Today I went for a CT of the Abdomen & Pelvis, Brain MRI, and Bone Scan. I won't know the results until Wednesday, but I am trying to stay in the moment. I tell my clients to take their recovery "One Day at a Time," but when you actually are forced to do it, it is the hardest. 

This Stage IV diagnosis has been harder than the first. I took the first with stride. I knew stage 2 was curable. I know Stage 4 is a chronic disease, that can be cured, but it is much tricker than that. You start to worry about what you could have done to prevent this. I contemplate the poor choices I made in my past. Did I get cancer, because:
   1. I was being fed Birth Control pills for PMDD & cramps that would leave me parylyzed. (how the hell did I        know that cancer is fueled by estrogen, I thought only unhealthy people got cancer)
   2. From 18-23 I liked tanning, I did not like sunblock & I had a good tan. I still went to the beach after cancer, maybe it is the sun's fault (wait, I do not have skin cancer)
   3. Maybe it is because for a while I liked to drink & drinking liked me, but honestly if that caused it than every person under 30 would have breast cancer
   4. Maybe it is because I ate like crap ... that was almost 6yrs ago
Granted there can be no cause for this. WE ALL HAVE CANCER CELLS IN OUR BODIES. Mine just got turned on. My body was my temple, but my body fought back. Now, I have to fight the cancer. 

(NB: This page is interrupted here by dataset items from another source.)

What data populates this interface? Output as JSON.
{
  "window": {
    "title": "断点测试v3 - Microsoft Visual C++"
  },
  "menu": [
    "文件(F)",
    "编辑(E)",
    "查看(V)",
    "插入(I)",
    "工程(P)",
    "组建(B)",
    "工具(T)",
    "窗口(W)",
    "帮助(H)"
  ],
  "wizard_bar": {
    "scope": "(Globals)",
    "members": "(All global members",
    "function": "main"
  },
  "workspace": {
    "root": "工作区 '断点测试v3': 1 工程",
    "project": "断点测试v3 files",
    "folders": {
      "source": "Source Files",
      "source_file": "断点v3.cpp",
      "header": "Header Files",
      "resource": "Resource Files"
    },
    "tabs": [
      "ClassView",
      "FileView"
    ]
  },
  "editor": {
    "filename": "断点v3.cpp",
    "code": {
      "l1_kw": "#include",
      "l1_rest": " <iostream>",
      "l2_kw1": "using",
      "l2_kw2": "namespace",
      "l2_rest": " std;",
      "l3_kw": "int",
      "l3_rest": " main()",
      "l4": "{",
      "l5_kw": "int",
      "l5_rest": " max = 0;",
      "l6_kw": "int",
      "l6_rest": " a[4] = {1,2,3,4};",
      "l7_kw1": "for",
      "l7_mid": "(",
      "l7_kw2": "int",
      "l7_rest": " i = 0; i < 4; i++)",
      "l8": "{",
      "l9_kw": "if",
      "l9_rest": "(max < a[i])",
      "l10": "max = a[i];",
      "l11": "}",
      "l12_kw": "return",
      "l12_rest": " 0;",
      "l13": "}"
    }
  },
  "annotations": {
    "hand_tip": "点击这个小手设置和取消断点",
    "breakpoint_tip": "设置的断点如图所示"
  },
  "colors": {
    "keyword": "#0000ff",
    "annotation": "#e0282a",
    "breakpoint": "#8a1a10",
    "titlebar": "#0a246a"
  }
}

Do not get me wrong, I have spent the last 4 days concerned about my future. I know I will never be able to bear a child. That honestly does not bother me, I can adopt or get a surrogate. The thing that bothers me the most is worrying if I will marry my boyfriend, get old with him, and actually get a gray hair before my body stops working. 

This is my reality. This is what living with Stage IV cancer is like. This is why I have to live in the present. I cannot worry about what next week will bring. I need to stay mindful and focused in the present & the only things in my future I know is that:
  1. I will see my doctor & I will have a plan by next Wed
  2. Stage IV cancer will not stop me from LIVING - I plan on traveling and living as normal of a life that I can live
  3. I will always love my Kyle, my family & my friends
  4. That I will always be myself
Everything else is truly a wash when it comes down to it. 

A good friend of mine, who has Stage IV cancer, told me we are 3D. It does not mean the end. We will even wear 3D glasses to chemo to make a point - Stage IV does not mean death. There are plenty of documented and undocumented cases of people beating this, being cured for years, or even LIVING with mets.